Mas a nova cidade de Eleanor e Clara também guarda algo do passado das duas. Foi lá que Clara conheceu Darvell (Sam Riley) e Ruthven (Johnny Lee Miller), dois oficiais do exército inglês que representaram tanto a sua ruína quanto a sua salvação. Após ser violentada e vendida para um bordel, Clara deu à luz uma filha que entregou aos cuidados de um orfanato privado. Anos depois, por meio de Darvell e Ruthven, ela entra em contato com um mapa para uma caverna com poderes secretos que mudará para sempre a sua vida.

Em Byzantium, nem todos podem ser imortais

Enquanto esteve viva, Clara nunca se livrou de Ruthven. Após voltar da guerra, o oficial que a estuprou voltou repetidas vezes ao bordel em que a deixou.
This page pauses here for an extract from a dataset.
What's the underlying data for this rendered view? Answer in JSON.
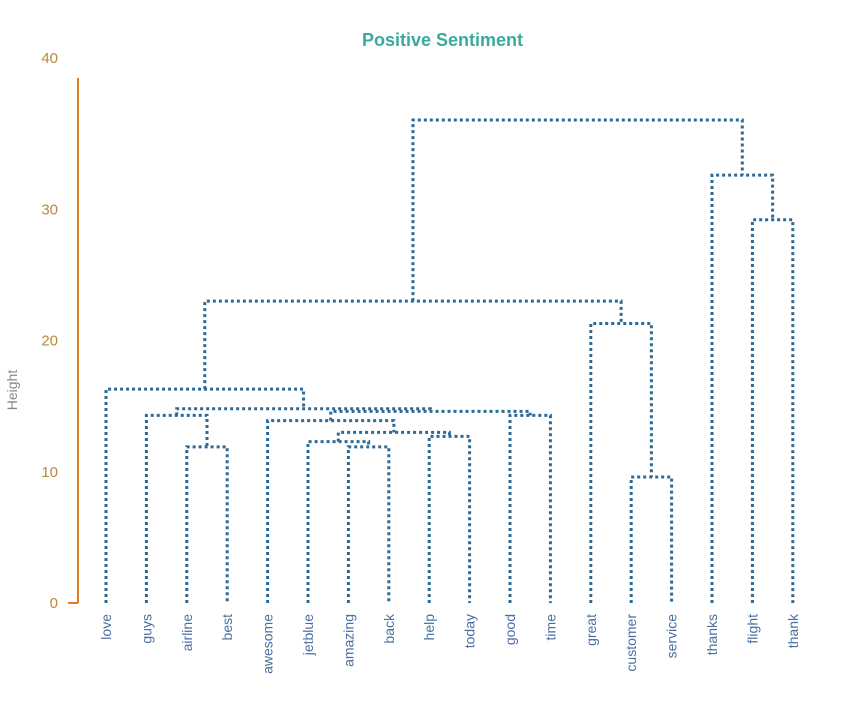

Um dia, ambos foram visitados por Darvell, que havia morrido e agora tinha consigo um mapa para um local secreto que garantiria a imortalidade a quem o visitasse. O mapa era um presente para Ruthven, mas Clara acerta um tiro no oficial e o toma para si.

Após a transformação de Clara, entendemos como se estrutura a comunidade vampírica no universo de Byzantium. Por ser não apenas uma mulher, mas uma prostituta sem linhagem nobre, Clara é rechaçada pelos outros vampiros. É um julgamento baseado inteiramente em gênero e classe. Ruthven, apesar de ter roubado toda a fortuna de Darvell após a morte do amigo, era considerado digno de se tornar imortal. Afinal, era um homem e um oficial do exército. Portanto, merecia desfrutar da eternidade.

Vampiros, história e dominação em Byzantium
Clara é rechaçada pelos outros vampiros após a transformação | Imagem: reprodução

A irmandade dos vampiros é uma sociedade secreta elitista e machista, regida por um código próprio. Após a transformação de Clara, Savella (Uri Gavriel) e Werner (Thure Linhardt) lamentam a entrada de uma mulher tão “sem educação” para o seu seleto clubinho, mas se veem obrigados a permitir que ela continue vivendo. Afinal, Clara não fez nada para violar as regras da irmandade. Até o dia em que ela transforma a filha.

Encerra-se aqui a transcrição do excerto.